Concurrent with such changes in body size are absolute and relative
modifications in rostral proportions, dental form, feeding capacities
and dietary preferences. How these major anatomical changes
accommodate prey-resource shifts is poorly understood. In this study,
we focus on the effects of ontogenetic changes in bite-force
capacities and dental form to address how these factors relate to
tooth-pressure generation and diet. We derive absolute values of tooth
pressure along the crowns of the most prominent teeth (the first
documentation of tooth pressures throughout ontogeny and after initial
tooth contact for any animal) and show that these pressures increase
with positive allometry during ontogeny. In addition, we discuss how
American alligator tooth-pressure values explain their capacities for
seizure and oral processing of typical prey, and how tooth-pressure
changes facilitate developmental niche shifts in this large-bodied
taxon.

===

In open access:


Hans A. Schnyder, Dieter Vanderelst, Sophia Bartenstein, Uwe Firzlaff
& Harald Luksch (2014)
The Avian Head Induces Cues for Sound Localization in Elevation.
PLoS ONE 9(11): e112178.
doi:10.1371/journal.pone.0112178
http://www.plosone.org/article/info%3Adoi%2F10.1371%2Fjournal.pone.0112178


Accurate sound source localization in three-dimensional space is
essential for an animal’s orientation and survival.
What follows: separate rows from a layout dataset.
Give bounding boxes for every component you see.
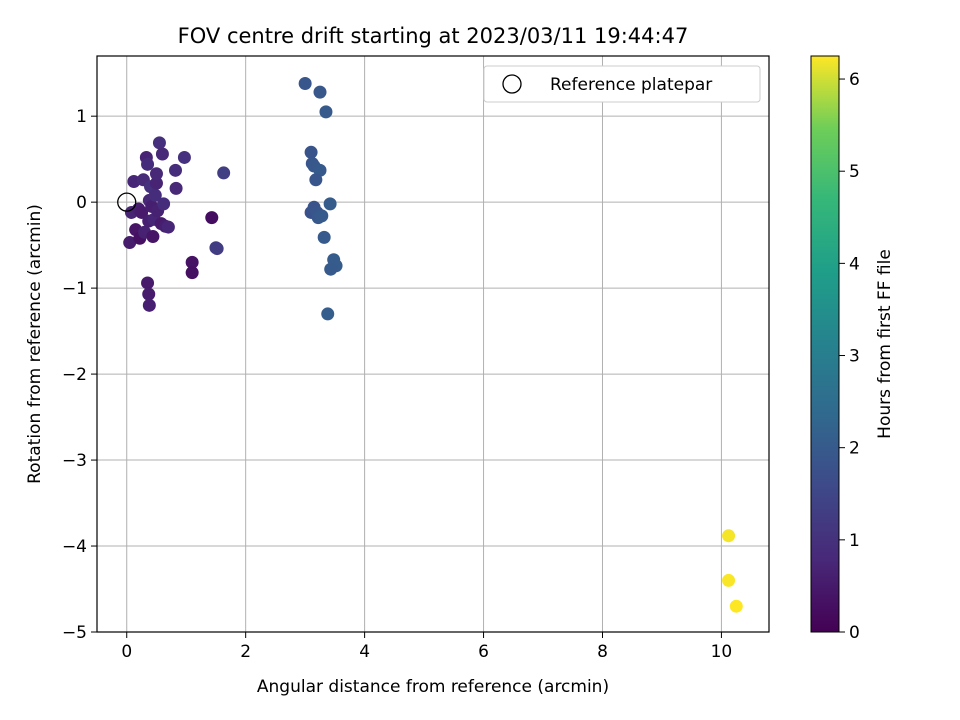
scatter-points [123,77,743,613]
colorbar-tick-label: 0 [849,623,860,643]
x-tick-label: 6 [478,642,489,662]
colorbar-gradient [810,55,840,633]
x-tick-label: 4 [359,642,370,662]
data-point [149,176,163,190]
x-axis-ticks: 0 2 4 6 8 10 [121,632,732,662]
x-axis-label: Angular distance from reference (arcmin) [257,677,609,697]
chart-title: FOV centre drift starting at 2023/03/11 … [178,24,689,48]
data-point [149,167,163,181]
colorbar-tick-label: 2 [849,439,860,459]
y-tick-label: 1 [76,107,87,127]
colorbar-tick-label: 6 [849,70,860,90]
data-point [148,188,162,202]
data-point [315,209,329,223]
data-point [168,163,182,177]
legend-marker-icon [502,74,522,94]
plot-frame [96,55,770,633]
data-point [722,529,736,543]
x-tick-label: 8 [597,642,608,662]
data-point [146,230,160,244]
data-point [722,573,736,587]
colorbar: 0 1 2 3 4 5 6 Hours from first FF file [810,55,895,643]
data-point [152,136,166,150]
data-point [185,266,199,280]
data-point [309,173,323,187]
x-tick-label: 10 [711,642,733,662]
data-point [217,166,231,180]
y-tick-label: −1 [62,279,87,299]
data-point [123,236,137,250]
data-point [323,197,337,211]
colorbar-tick-label: 4 [849,254,860,274]
colorbar-label: Hours from first FF file [875,249,895,439]
colorbar-tick-label: 1 [849,531,860,551]
reference-marker-layer [117,192,137,212]
data-point [321,307,335,321]
data-point [324,262,338,276]
data-point [141,157,155,171]
colorbar-tick-label: 5 [849,162,860,182]
x-tick-label: 0 [121,642,132,662]
y-tick-label: −5 [62,623,87,643]
data-point [141,276,155,290]
data-point [304,145,318,159]
data-point [317,230,331,244]
data-point [210,242,224,256]
data-point [157,197,171,211]
data-point [298,77,312,91]
data-point [142,298,156,312]
x-tick-label: 2 [240,642,251,662]
data-point [319,105,333,119]
data-point [313,85,327,99]
grid-lines [97,56,769,633]
y-tick-label: 0 [76,193,87,213]
data-point [161,220,175,234]
y-tick-label: −4 [62,537,87,557]
colorbar-tick-label: 3 [849,347,860,367]
y-tick-label: −2 [62,365,87,385]
colorbar-ticks: 0 1 2 3 4 5 6 [839,70,860,643]
data-point [185,255,199,269]
legend-entry-label: Reference platepar [550,75,712,95]
reference-platepar-marker [117,192,137,212]
data-point [205,211,219,225]
legend: Reference platepar [483,65,761,103]
data-point [135,205,149,219]
y-axis-ticks: −5 −4 −3 −2 −1 0 1 [62,107,97,643]
y-axis-label: Rotation from reference (arcmin) [25,204,45,484]
data-point [155,147,169,161]
data-point [169,181,183,195]
data-point [177,150,191,164]
data-point [729,599,743,613]
y-tick-label: −3 [62,451,87,471]
data-point [142,287,156,301]
legend-box [483,65,761,103]
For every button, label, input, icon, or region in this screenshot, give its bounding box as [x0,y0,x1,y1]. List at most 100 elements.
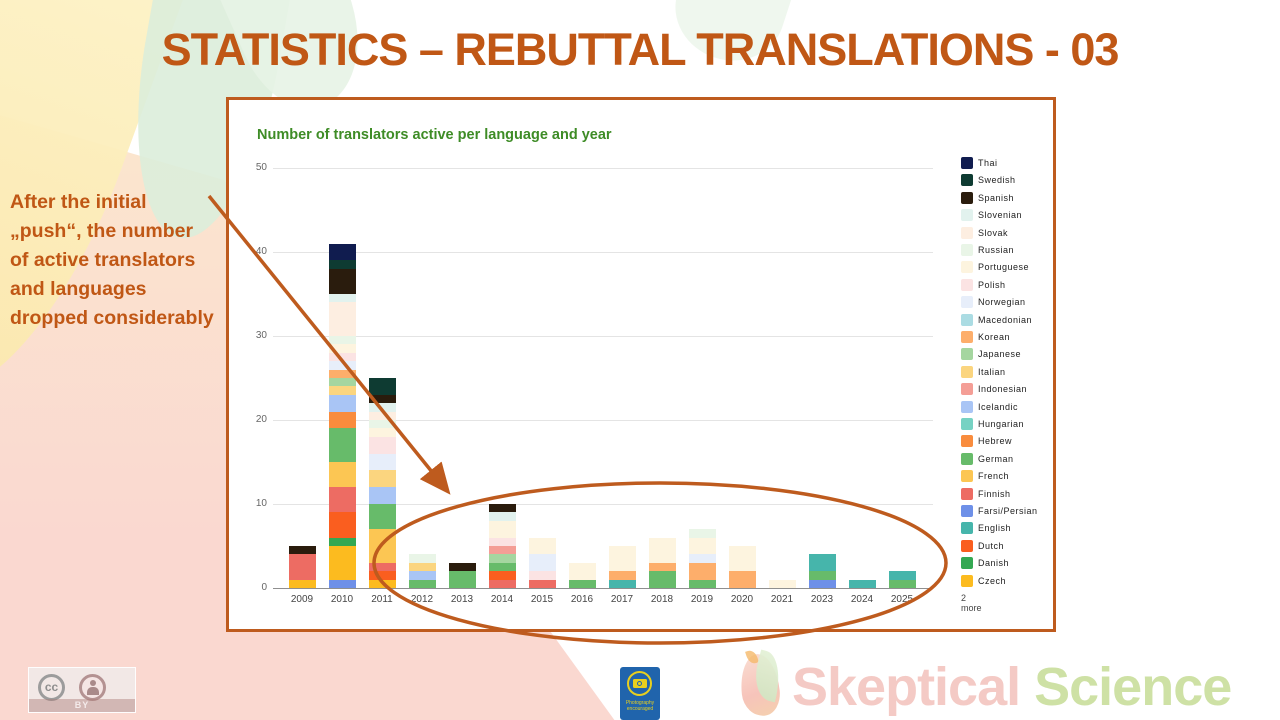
bar-segment-polish [328,352,356,362]
bar-segment-dutch [368,571,396,580]
brand-word-science: Science [1034,657,1232,717]
annotation-line: „push“, the number [10,220,194,242]
bar-segment-english [888,571,916,580]
legend-swatch-icon [961,296,973,309]
bar-segment-icelandic [328,394,356,412]
x-axis-tick-label: 2018 [650,594,674,605]
legend-label: Hungarian [978,419,1025,429]
person-head-icon [90,680,96,686]
bar-segment-slovenian [368,403,396,412]
legend-label: German [978,453,1014,464]
bar-segment-russian [408,554,436,563]
legend-label: Slovenian [978,210,1023,221]
legend-swatch-icon [961,313,973,326]
bar-segment-czech [288,579,316,588]
bar-segment-thai [328,243,356,261]
legend-swatch-icon [961,505,973,517]
legend-swatch-icon [961,157,973,169]
x-axis-tick-label: 2020 [730,594,754,605]
x-axis-tick-label: 2010 [330,594,354,605]
legend-label: Polish [978,279,1006,290]
bar-segment-japanese [488,554,516,563]
bar-segment-slovak [328,302,356,336]
x-axis-tick-label: 2019 [690,594,714,605]
annotation-text: After the initial „push“, the number of … [10,188,242,333]
legend-label: Thai [978,158,998,168]
x-axis-tick-label: 2017 [610,594,634,605]
brand-word-skeptical: Skeptical [792,657,1035,717]
legend-swatch-icon [961,261,973,274]
x-axis-tick-label: 2021 [770,594,794,605]
legend-swatch-icon [961,348,973,361]
bar-segment-korean [608,571,636,580]
bar-segment-polish [488,537,516,546]
x-axis-tick-label: 2015 [530,594,554,605]
gridline [273,168,933,169]
bar-segment-italian [368,470,396,488]
bar-segment-dutch [488,571,516,580]
x-axis-tick-label: 2016 [570,594,594,605]
bar-segment-spanish [368,394,396,404]
x-axis-tick-label: 2012 [410,594,434,605]
legend-label: Macedonian [978,314,1033,325]
legend-label: Farsi/Persian [978,506,1038,516]
bar-segment-german [328,428,356,462]
legend-label: Finnish [978,488,1011,499]
bar-segment-finnish [368,562,396,572]
legend-swatch-icon [961,539,973,552]
legend-swatch-icon [961,435,973,448]
bar-segment-dutch [328,512,356,538]
x-axis-tick-label: 2013 [450,594,474,605]
bar-segment-spanish [288,546,316,555]
legend-label: Italian [978,366,1006,377]
legend-label: Czech [978,575,1007,586]
bar-segment-portuguese [488,520,516,538]
legend-swatch-icon [961,522,973,535]
bar-segment-korean [648,562,676,572]
bar-segment-french [328,462,356,488]
cc-by-label: BY [29,699,135,712]
skeptical-science-flame-icon [737,648,793,720]
bar-segment-indonesian [488,546,516,555]
bar-segment-russian [368,420,396,429]
legend-swatch-icon [961,383,973,396]
annotation-line: of active translators [10,249,196,271]
bar-segment-swedish [328,260,356,269]
bar-segment-english [808,554,836,572]
bar-segment-finnish [288,554,316,580]
bar-segment-danish [328,537,356,546]
gridline [273,252,933,253]
bar-segment-french [368,529,396,563]
bar-segment-spanish [488,504,516,513]
legend-swatch-icon [961,470,973,483]
legend-label: Japanese [978,349,1022,360]
bar-segment-farsi-persian [328,579,356,588]
bar-segment-german [368,504,396,530]
bar-segment-farsi-persian [808,579,836,588]
legend-label: Hebrew [978,436,1013,447]
legend-swatch-icon [961,226,973,239]
bar-segment-norwegian [528,554,556,572]
bar-segment-norwegian [328,361,356,370]
bar-segment-spanish [328,268,356,294]
page-title: STATISTICS – REBUTTAL TRANSLATIONS - 03 [161,24,1120,75]
bar-segment-korean [728,571,756,588]
bar-segment-finnish [488,579,516,588]
bar-segment-hebrew [328,411,356,429]
y-axis-tick-label: 10 [255,498,267,509]
legend-swatch-icon [961,557,973,570]
bar-segment-german [808,571,836,580]
bar-segment-german [888,579,916,588]
bar-segment-italian [328,386,356,395]
annotation-line: After the initial [10,191,147,213]
camera-ring-icon [627,671,652,696]
attribution-person-icon [79,674,106,701]
legend-swatch-icon [961,209,973,222]
bar-segment-portuguese [368,428,396,437]
bar-segment-czech [328,546,356,580]
legend-label: Danish [978,558,1010,569]
bar-segment-english [848,579,876,588]
bar-segment-portuguese [688,537,716,555]
legend-swatch-icon [961,191,973,204]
While the
horizontal position can be determined by interaural time and intensity
differences, localization in elevation was thought to require external
structures that modify sound before it reaches the tympanum. Here we
show that in birds even without external structures like pinnae or
feather ruffs, the simple shape of their head induces sound
modifications that depend on the elevation of the source. Based on a
model of localization errors, we show that these cues are sufficient
to locate sounds in the vertical plane. These results suggest that the
head of all birds induces acoustic cues for sound localization in the
vertical plane, even in the absence of external ears.